Over the past few months, news coming out of Chattisgarh has been grim. Amid long-standing allegations of violence perpetrated by the state police, which include sexual assaults and extrajudicial encounters of locals, many journalists, lawyers, and activists have been forcefully evicted out of Bastar. The police crackdown on locals has escalated. In February, the home of Malini Subramaniam, a contributor to the web publication Scroll.in, was attacked by members of a vigilante organisation suspected of being backed by the police. Later in the month, the tribal activist Soni Sori was attacked; unidentified men threw grease on her face, causing chemical burns.
On 7 March, Krishn Kaushik, a staff writer at The Caravan, and Atul Dev, a reporter at Vantage, The Caravan, met with Isha Khandelwal and Shalini Gera who were also forced to leave Bastar. Gera and Khandelwal moved to the state in 2013 to set up the Jagdalpur Legal Aid Group, a non-profit that provided free legal services to the adivasis in the area. The lawyers spoke to The Caravan about the administrative decisions that may have led to the current situation, and how the forced evictions are diminishing the meagre support available to the marginalised locals.
The Caravan: What is happening in Bastar right now?

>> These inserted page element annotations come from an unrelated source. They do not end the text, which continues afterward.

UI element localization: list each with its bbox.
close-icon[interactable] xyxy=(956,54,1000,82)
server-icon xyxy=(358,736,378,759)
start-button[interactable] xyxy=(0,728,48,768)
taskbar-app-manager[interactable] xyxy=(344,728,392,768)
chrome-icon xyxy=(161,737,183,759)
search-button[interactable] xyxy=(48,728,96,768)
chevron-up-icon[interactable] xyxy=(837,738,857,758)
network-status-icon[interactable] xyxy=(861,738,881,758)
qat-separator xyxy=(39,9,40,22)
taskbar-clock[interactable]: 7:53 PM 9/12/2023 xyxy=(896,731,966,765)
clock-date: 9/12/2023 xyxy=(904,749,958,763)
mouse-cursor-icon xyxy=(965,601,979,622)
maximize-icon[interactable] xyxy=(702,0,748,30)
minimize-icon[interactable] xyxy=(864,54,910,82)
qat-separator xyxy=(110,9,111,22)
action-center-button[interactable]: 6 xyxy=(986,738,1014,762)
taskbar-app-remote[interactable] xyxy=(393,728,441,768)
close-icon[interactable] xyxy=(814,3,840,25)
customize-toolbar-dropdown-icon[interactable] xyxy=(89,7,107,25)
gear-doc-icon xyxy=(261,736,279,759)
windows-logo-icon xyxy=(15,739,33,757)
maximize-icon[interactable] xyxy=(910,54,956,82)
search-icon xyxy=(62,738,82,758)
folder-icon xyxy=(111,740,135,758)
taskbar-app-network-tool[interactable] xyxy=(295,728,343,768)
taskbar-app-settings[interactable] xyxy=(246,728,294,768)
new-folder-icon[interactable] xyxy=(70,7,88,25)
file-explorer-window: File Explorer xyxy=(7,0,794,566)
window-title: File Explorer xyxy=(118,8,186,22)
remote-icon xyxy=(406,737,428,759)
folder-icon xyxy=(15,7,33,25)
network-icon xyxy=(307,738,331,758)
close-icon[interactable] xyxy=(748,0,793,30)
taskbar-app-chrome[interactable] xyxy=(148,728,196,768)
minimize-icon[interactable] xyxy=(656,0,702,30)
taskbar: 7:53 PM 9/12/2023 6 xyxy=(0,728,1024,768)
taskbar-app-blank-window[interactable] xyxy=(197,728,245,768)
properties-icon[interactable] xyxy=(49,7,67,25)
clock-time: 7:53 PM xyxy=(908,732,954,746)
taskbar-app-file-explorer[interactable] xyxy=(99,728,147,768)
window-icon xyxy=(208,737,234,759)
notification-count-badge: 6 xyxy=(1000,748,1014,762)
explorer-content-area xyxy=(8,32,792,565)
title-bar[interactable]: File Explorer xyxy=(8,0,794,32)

Shalini Gera: In the last three or four months, we have witnessed wanton, large scale violence by the security forces in the villages—something of the scale that we haven’t witnessed in over two years that we have spent there. Violent incidents were still not unheard of then, but this is something entirely different. In two different districts, there have been three cases since October 2015 of mass sexual violence. To someone who has seen things on the ground, it now seems to be their strategy. Sexual violence is being used as a weapon for war, and victimised women are being seen as an enemy of the state. What we are hearing now from the villagers is that people are being picked up in buses and taken. This scale of terror is completely new. It wouldn’t be an exaggeration to say that villages, at this point, are on fire.
Isha Khandelwal: There has been an increase in what the police call “surrenders” in the past 18 months, but there has been a clear change of effect in the last four months.